Happy Black History Month! We are proud to represent an incredible roster of speakers who incorporate this year’s theme of Black health and wellness into their writing and speeches. From addressing how to reconcile historical inequalities effect on today’s communities to offering practical advice for individuals to engage in self-care and further their careers, these speakers offer fresh insights into this crucially important aspects of Black history and social justice.
Pulitzer Prize-winning political biographer
Emergency room physician and author of the New York Times-bestselling The Beauty in Breaking
As a Black woman in an overwhelmingly white and male profession, Dr. Michele Harper often experiences firsthand the repercussions of systemic racism and sexism in the medical field. She directly addresses the inequalities health providers face at the hands of patients, employers, and licensing boards, and explores the importance of dismantling bigotry. Her talks outline how racist policies and prejudices not only lead to disparities in care for already disadvantaged populations—but when the face of expertise is perceived as exclusively white and male, Black doctors and their patients alike suffer the consequences.
James Beard award-winning chef, Top Chef contestant and judge, and author of Notes from a Young Black Chef
Kwame Onwuachi is the James Beard Award-winning chef and author of Notes from a Young Black Chef, a memoir recounting his tumultuous ascent to becoming one of the only Black chefs working in the exclusive world of fine dining. Growing up in the Bronx, he experienced food insecurity firsthand and has joined forces with nonprofits like No Kid Hungry and the Herbert H. Lehman Food Security and Sustainability Initiative to improve food access in his native city. In his personable and passionate conversations, Onwuachi advocates for subsistence and nutrition as basic human needs, and provides practical guidance on improving access to healthy and delicious food in under-served communities.
Defense lawyer and author of Redeeming Justice
Jarrett Adams is the founder of the Law Offices of Jarrett Adams, PLLC and is a co-founder of Life After Justice, a 501(c)(3) nonprofit organization dedicated to empowering exonerees to thrive while reclaiming their lives. With his powerful stories of hope, Adams speaks on the importance of balance, mental health, and self-care, especially for those engaged in the struggle for social justice and equality. For Adams, the kitchen is his “happy place,” and he shares with audiences how cooking became a crucial part of his emotional recovery from his work and his own personal trauma as an exoneree.

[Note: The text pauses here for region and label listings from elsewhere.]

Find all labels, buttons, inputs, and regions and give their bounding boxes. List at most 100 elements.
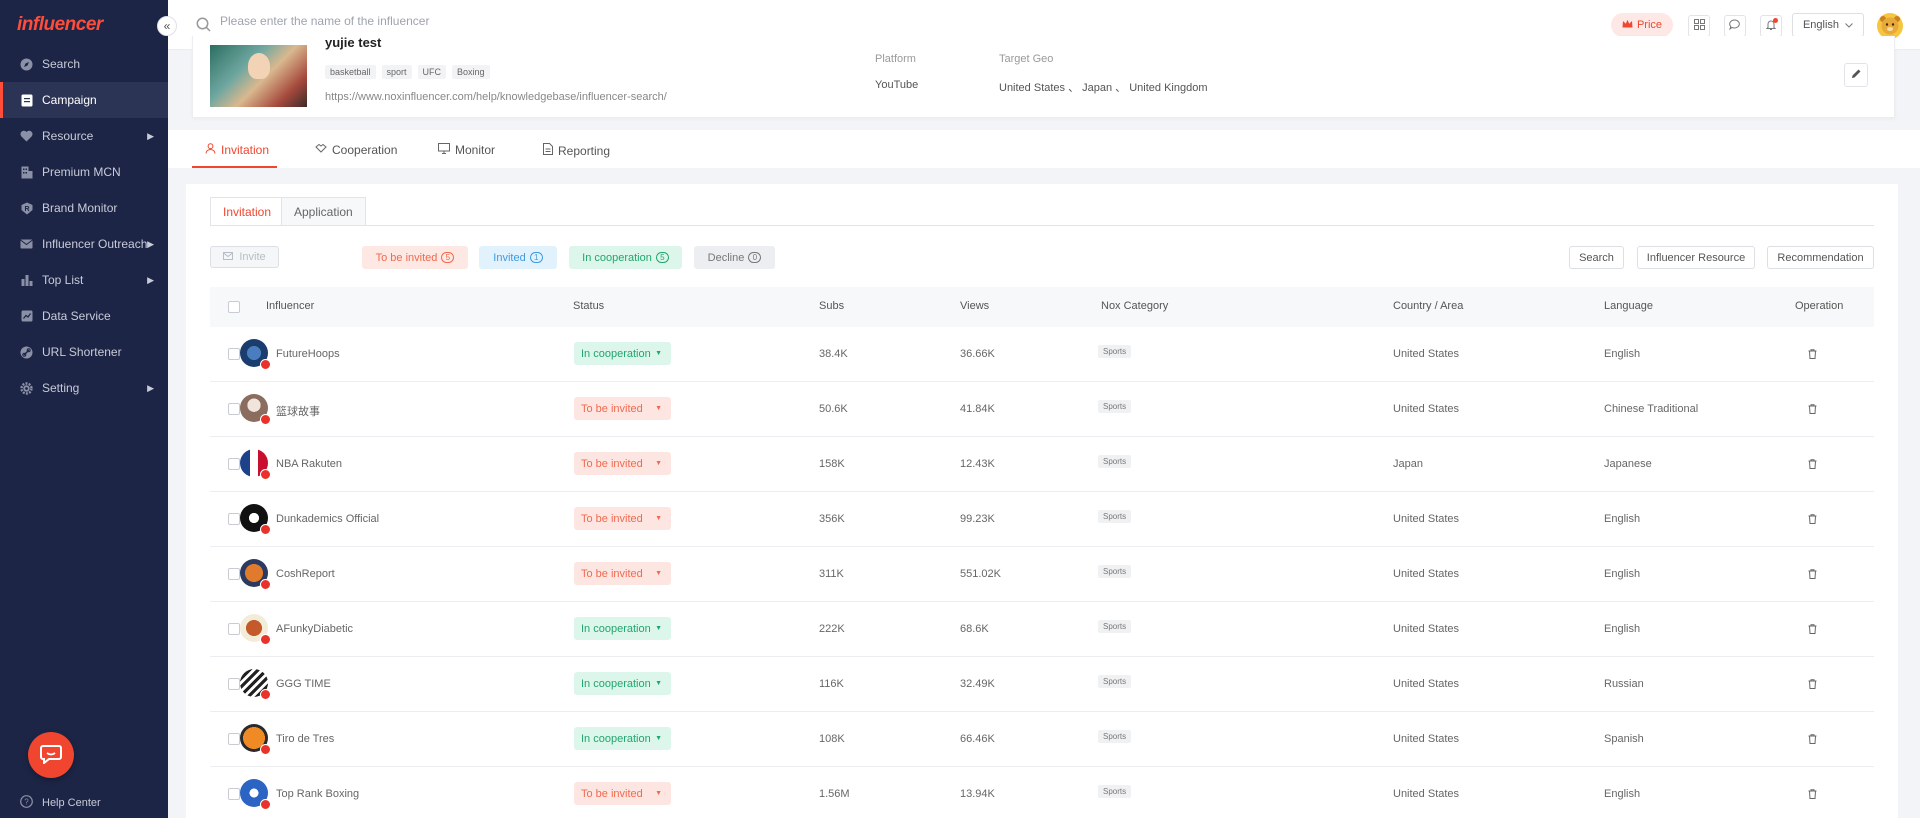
- sidebar-item-premium-mcn[interactable]: Premium MCN: [0, 154, 168, 190]
- sidebar-item-url-shortener[interactable]: URL Shortener: [0, 334, 168, 370]
- influencer-resource-button[interactable]: Influencer Resource: [1637, 246, 1755, 269]
- delete-icon[interactable]: [1808, 458, 1817, 472]
- edit-campaign-button[interactable]: [1844, 63, 1868, 87]
- tab-monitor[interactable]: Monitor: [438, 143, 495, 157]
- help-center-link[interactable]: ? Help Center: [20, 795, 101, 811]
- campaign-tag: basketball: [325, 65, 376, 79]
- filter-decline[interactable]: Decline 0: [694, 246, 775, 269]
- table-row: NBA Rakuten To be invited ▼ 158K 12.43K S…: [210, 437, 1874, 492]
- app-logo[interactable]: influencer: [17, 14, 103, 36]
- subs-value: 222K: [819, 623, 845, 635]
- influencer-name[interactable]: Top Rank Boxing: [276, 788, 359, 800]
- status-dropdown[interactable]: To be invited ▼: [574, 397, 671, 420]
- messages-button[interactable]: [1724, 15, 1746, 37]
- search-button[interactable]: Search: [1569, 246, 1624, 269]
- influencer-name[interactable]: FutureHoops: [276, 348, 340, 360]
- sidebar-item-campaign[interactable]: Campaign: [0, 82, 168, 118]
- influencer-name[interactable]: NBA Rakuten: [276, 458, 342, 470]
- row-checkbox[interactable]: [228, 678, 240, 690]
- column-header-views[interactable]: Views: [960, 300, 989, 312]
- tab-reporting[interactable]: Reporting: [543, 143, 610, 158]
- delete-icon[interactable]: [1808, 733, 1817, 747]
- influencer-name[interactable]: AFunkyDiabetic: [276, 623, 353, 635]
- status-dropdown[interactable]: In cooperation ▼: [574, 342, 671, 365]
- subtab-invitation[interactable]: Invitation: [210, 197, 285, 226]
- notifications-button[interactable]: [1760, 15, 1782, 37]
- sidebar-item-resource[interactable]: Resource ▶: [0, 118, 168, 154]
- status-dropdown[interactable]: In cooperation ▼: [574, 727, 671, 750]
- delete-icon[interactable]: [1808, 788, 1817, 802]
- sidebar-item-search[interactable]: Search: [0, 46, 168, 82]
- select-all-checkbox[interactable]: [228, 301, 240, 313]
- influencer-name[interactable]: 篮球故事: [276, 403, 320, 419]
- status-dropdown[interactable]: In cooperation ▼: [574, 617, 671, 640]
- filter-label: To be invited: [375, 251, 438, 264]
- status-dropdown[interactable]: In cooperation ▼: [574, 672, 671, 695]
- collapse-sidebar-button[interactable]: «: [157, 16, 177, 36]
- row-checkbox[interactable]: [228, 623, 240, 635]
- row-checkbox[interactable]: [228, 513, 240, 525]
- sidebar-item-setting[interactable]: Setting ▶: [0, 370, 168, 406]
- recommendation-button[interactable]: Recommendation: [1767, 246, 1874, 269]
- row-checkbox[interactable]: [228, 458, 240, 470]
- campaign-url[interactable]: https://www.noxinfluencer.com/help/knowl…: [325, 91, 667, 103]
- influencer-name[interactable]: CoshReport: [276, 568, 335, 580]
- table-header: Influencer Status Subs Views Nox Categor…: [210, 287, 1874, 327]
- sidebar: influencer Search Campaign Resource ▶ Pr…: [0, 0, 168, 818]
- status-dropdown[interactable]: To be invited ▼: [574, 452, 671, 475]
- language-value: English: [1604, 623, 1641, 635]
- delete-icon[interactable]: [1808, 623, 1817, 637]
- chat-support-button[interactable]: [28, 732, 74, 778]
- active-tab-indicator: [192, 166, 277, 168]
- caret-right-icon: ▶: [147, 382, 154, 393]
- country-value: United States: [1393, 623, 1460, 635]
- language-value: Russian: [1604, 678, 1644, 690]
- sidebar-item-influencer-outreach[interactable]: Influencer Outreach ▶: [0, 226, 168, 262]
- tab-cooperation[interactable]: Cooperation: [315, 143, 397, 157]
- caret-right-icon: ▶: [147, 274, 154, 285]
- influencer-name[interactable]: Tiro de Tres: [276, 733, 334, 745]
- row-checkbox[interactable]: [228, 348, 240, 360]
- filter-to-be-invited[interactable]: To be invited 5: [362, 246, 468, 269]
- influencer-search-input[interactable]: [220, 14, 820, 28]
- row-checkbox[interactable]: [228, 733, 240, 745]
- filter-invited[interactable]: Invited 1: [479, 246, 557, 269]
- filter-in-cooperation[interactable]: In cooperation 5: [569, 246, 682, 269]
- delete-icon[interactable]: [1808, 403, 1817, 417]
- sidebar-item-brand-monitor[interactable]: R Brand Monitor: [0, 190, 168, 226]
- delete-icon[interactable]: [1808, 348, 1817, 362]
- invite-button[interactable]: Invite: [210, 246, 279, 268]
- row-checkbox[interactable]: [228, 568, 240, 580]
- chat-icon: [1729, 19, 1741, 33]
- status-dropdown[interactable]: To be invited ▼: [574, 782, 671, 805]
- influencer-name[interactable]: Dunkademics Official: [276, 513, 379, 525]
- tab-invitation[interactable]: Invitation: [205, 143, 269, 157]
- sidebar-item-label: Resource: [42, 129, 94, 143]
- tab-label: Cooperation: [332, 143, 398, 157]
- sidebar-item-label: Premium MCN: [42, 165, 121, 179]
- chevron-down-icon: [1845, 19, 1853, 31]
- language-select[interactable]: English: [1792, 13, 1864, 37]
- sidebar-item-top-list[interactable]: Top List ▶: [0, 262, 168, 298]
- row-checkbox[interactable]: [228, 788, 240, 800]
- status-dropdown[interactable]: To be invited ▼: [574, 507, 671, 530]
- apps-grid-button[interactable]: [1688, 15, 1710, 37]
- price-button[interactable]: Price: [1611, 13, 1673, 37]
- sidebar-item-label: Campaign: [42, 93, 97, 107]
- influencer-name[interactable]: GGG TIME: [276, 678, 331, 690]
- category-tag: Sports: [1098, 400, 1132, 413]
- column-header-subs[interactable]: Subs: [819, 300, 844, 312]
- subs-value: 356K: [819, 513, 845, 525]
- delete-icon[interactable]: [1808, 678, 1817, 692]
- category-tag: Sports: [1098, 510, 1132, 523]
- delete-icon[interactable]: [1808, 568, 1817, 582]
- subtab-application[interactable]: Application: [281, 197, 366, 226]
- filter-label: In cooperation: [582, 251, 652, 264]
- youtube-icon: [260, 579, 271, 590]
- status-dropdown[interactable]: To be invited ▼: [574, 562, 671, 585]
- delete-icon[interactable]: [1808, 513, 1817, 527]
- row-checkbox[interactable]: [228, 403, 240, 415]
- status-value: In cooperation: [581, 677, 651, 690]
- link-icon: [20, 346, 33, 359]
- sidebar-item-data-service[interactable]: Data Service: [0, 298, 168, 334]
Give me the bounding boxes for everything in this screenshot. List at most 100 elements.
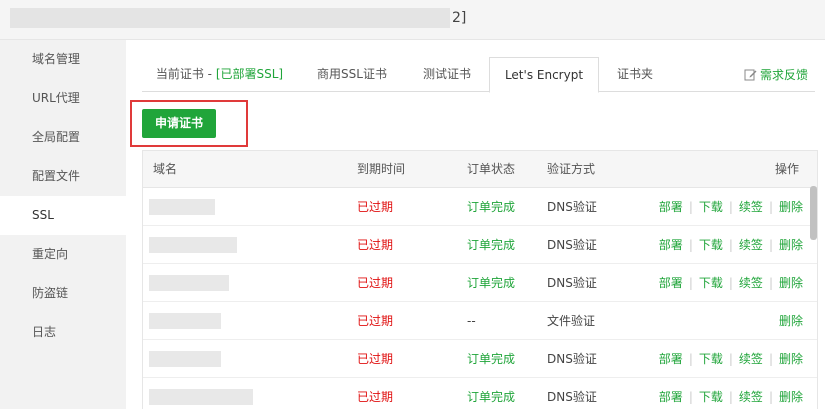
sidebar-item-config-file[interactable]: 配置文件 <box>0 157 126 196</box>
feedback-label: 需求反馈 <box>760 68 809 82</box>
deploy-link[interactable]: 部署 <box>659 200 683 214</box>
col-method: 验证方式 <box>547 162 596 176</box>
delete-link[interactable]: 删除 <box>779 200 803 214</box>
method-value: 文件验证 <box>547 314 596 328</box>
status-value: 订单完成 <box>467 238 516 252</box>
apply-cert-button[interactable]: 申请证书 <box>142 109 216 138</box>
tab-cert-folder[interactable]: 证书夹 <box>602 57 668 92</box>
separator: | <box>688 200 693 214</box>
method-value: DNS验证 <box>547 352 597 366</box>
dialog-title-bar: 2] <box>0 0 825 40</box>
status-value: 订单完成 <box>467 276 516 290</box>
dialog-title-suffix: 2] <box>452 10 467 26</box>
download-link[interactable]: 下载 <box>699 390 723 404</box>
redacted-domain <box>149 389 253 405</box>
deploy-link[interactable]: 部署 <box>659 238 683 252</box>
redacted-domain <box>149 199 215 215</box>
deploy-link[interactable]: 部署 <box>659 276 683 290</box>
expiry-value: 已过期 <box>357 276 394 290</box>
method-value: DNS验证 <box>547 276 597 290</box>
delete-link[interactable]: 删除 <box>779 352 803 366</box>
redacted-domain <box>149 275 229 291</box>
status-value: -- <box>467 314 476 328</box>
row-actions: 部署 | 下载 | 续签 | 删除 <box>659 340 803 378</box>
separator: | <box>728 390 733 404</box>
method-value: DNS验证 <box>547 200 597 214</box>
col-expiry: 到期时间 <box>357 162 406 176</box>
tab-current-cert[interactable]: 当前证书 - [已部署SSL] <box>142 57 297 92</box>
sidebar-item-global-config[interactable]: 全局配置 <box>0 118 126 157</box>
feedback-link[interactable]: 需求反馈 <box>744 66 808 83</box>
tab-current-cert-label: 当前证书 - <box>155 67 216 81</box>
col-actions: 操作 <box>775 162 800 176</box>
expiry-value: 已过期 <box>357 314 394 328</box>
separator: | <box>728 200 733 214</box>
download-link[interactable]: 下载 <box>699 352 723 366</box>
redacted-title <box>10 8 450 28</box>
separator: | <box>688 238 693 252</box>
col-domain: 域名 <box>153 162 178 176</box>
col-status: 订单状态 <box>467 162 516 176</box>
download-link[interactable]: 下载 <box>699 200 723 214</box>
cert-table: 域名 到期时间 订单状态 验证方式 操作 已过期 订单完成 DNS验证 部署 | 下… <box>142 150 818 409</box>
separator: | <box>688 352 693 366</box>
expiry-value: 已过期 <box>357 238 394 252</box>
status-value: 订单完成 <box>467 352 516 366</box>
separator: | <box>728 238 733 252</box>
status-value: 订单完成 <box>467 200 516 214</box>
expiry-value: 已过期 <box>357 200 394 214</box>
renew-link[interactable]: 续签 <box>739 200 763 214</box>
table-row: 已过期 订单完成 DNS验证 部署 | 下载 | 续签 | 删除 <box>143 378 817 409</box>
table-row: 已过期 订单完成 DNS验证 部署 | 下载 | 续签 | 删除 <box>143 188 817 226</box>
separator: | <box>768 352 773 366</box>
tab-current-cert-status: [已部署SSL] <box>215 67 284 81</box>
delete-link[interactable]: 删除 <box>779 390 803 404</box>
separator: | <box>768 390 773 404</box>
method-value: DNS验证 <box>547 390 597 404</box>
renew-link[interactable]: 续签 <box>739 276 763 290</box>
separator: | <box>728 352 733 366</box>
sidebar-item-url-proxy[interactable]: URL代理 <box>0 79 126 118</box>
row-actions: 删除 <box>779 302 803 340</box>
delete-link[interactable]: 删除 <box>779 238 803 252</box>
table-row: 已过期 -- 文件验证 删除 <box>143 302 817 340</box>
renew-link[interactable]: 续签 <box>739 238 763 252</box>
redacted-domain <box>149 313 221 329</box>
download-link[interactable]: 下载 <box>699 276 723 290</box>
expiry-value: 已过期 <box>357 390 394 404</box>
redacted-domain <box>149 237 237 253</box>
separator: | <box>768 200 773 214</box>
sidebar-item-logs[interactable]: 日志 <box>0 313 126 352</box>
ssl-tabs: 当前证书 - [已部署SSL] 商用SSL证书 测试证书 Let's Encry… <box>142 57 815 93</box>
separator: | <box>768 238 773 252</box>
redacted-domain <box>149 351 221 367</box>
row-actions: 部署 | 下载 | 续签 | 删除 <box>659 226 803 264</box>
table-scrollbar[interactable] <box>810 186 817 240</box>
separator: | <box>688 276 693 290</box>
separator: | <box>688 390 693 404</box>
table-row: 已过期 订单完成 DNS验证 部署 | 下载 | 续签 | 删除 <box>143 226 817 264</box>
tab-lets-encrypt[interactable]: Let's Encrypt <box>489 57 599 93</box>
delete-link[interactable]: 删除 <box>779 314 803 328</box>
download-link[interactable]: 下载 <box>699 238 723 252</box>
row-actions: 部署 | 下载 | 续签 | 删除 <box>659 264 803 302</box>
sidebar-item-domain-management[interactable]: 域名管理 <box>0 40 126 79</box>
expiry-value: 已过期 <box>357 352 394 366</box>
status-value: 订单完成 <box>467 390 516 404</box>
sidebar: 域名管理 URL代理 全局配置 配置文件 SSL 重定向 防盗链 日志 <box>0 40 126 409</box>
tab-test-cert[interactable]: 测试证书 <box>404 57 490 92</box>
sidebar-item-ssl[interactable]: SSL <box>0 196 126 235</box>
deploy-link[interactable]: 部署 <box>659 390 683 404</box>
renew-link[interactable]: 续签 <box>739 390 763 404</box>
sidebar-item-hotlink-protection[interactable]: 防盗链 <box>0 274 126 313</box>
separator: | <box>728 276 733 290</box>
row-actions: 部署 | 下载 | 续签 | 删除 <box>659 188 803 226</box>
method-value: DNS验证 <box>547 238 597 252</box>
renew-link[interactable]: 续签 <box>739 352 763 366</box>
sidebar-item-redirect[interactable]: 重定向 <box>0 235 126 274</box>
delete-link[interactable]: 删除 <box>779 276 803 290</box>
deploy-link[interactable]: 部署 <box>659 352 683 366</box>
tab-commercial-ssl[interactable]: 商用SSL证书 <box>302 57 402 92</box>
table-row: 已过期 订单完成 DNS验证 部署 | 下载 | 续签 | 删除 <box>143 340 817 378</box>
separator: | <box>768 276 773 290</box>
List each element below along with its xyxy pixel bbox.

CEO and co-founder of Jopwell and author of Let Them See You
Porter Braswell is the CEO and cofounder of Jopwell, the leading career advancement platform for Black, Latinx, and Native American students and professionals. A diversity expert, Braswell advises over 100 of America’s leading companies on how to achieve a more representative workplace. In his inspiring talks, Braswell tells audiences his founding story, going from the process of raising capital to his approach to building a diverse team, and the powerful lessons he learned along the way about wealth and asset management. With a specific focus on empowering professionals of color and helping them advance in their careers, Braswell also speaks to how individuals can leverage their diversity as an asset in corporate America.
National Book Award-winning historian and author of How to Be an Antiracist
Dr. Ibram X. Kendi’s widely praised bestseller, How to Be an Antiracist, gives readers a revolutionary new framework for recognizing and dismantling racism. Informed by years of research on how racist ideas persist in America, Dr. Kendi’s speeches empower audiences to pursue equality and challenge them to look deeply at the historical context and circumstances surrounding current events. He unravels the past and present policies that have led to a racial wealth gap, and advocates for more equitable legislations. His unforgettable talks often address systemic racism in healthcare, speaking from his personal experience battling cancer to the current national COVID crisis.
Expert on African-American history and author of Black Quotidian and Half American
A Guggenheim Fellow and Sherman Fairchild Distinguished Professor of History at Dartmouth College, Dr. Matthew Delmont is an expert on American history, Black American history, and the civil rights movement. Speaking from his extensive research for his upcoming book Half American, Dr. Delmont explains how racism prevented Black World War II veterans from building wealth with the housing and educational benefits through the G.I. Bill, which ultimately fuels today’s racial wealth gap. In order to address the racial inequality in wealth and education, he calls for new policies to remedy these injustices.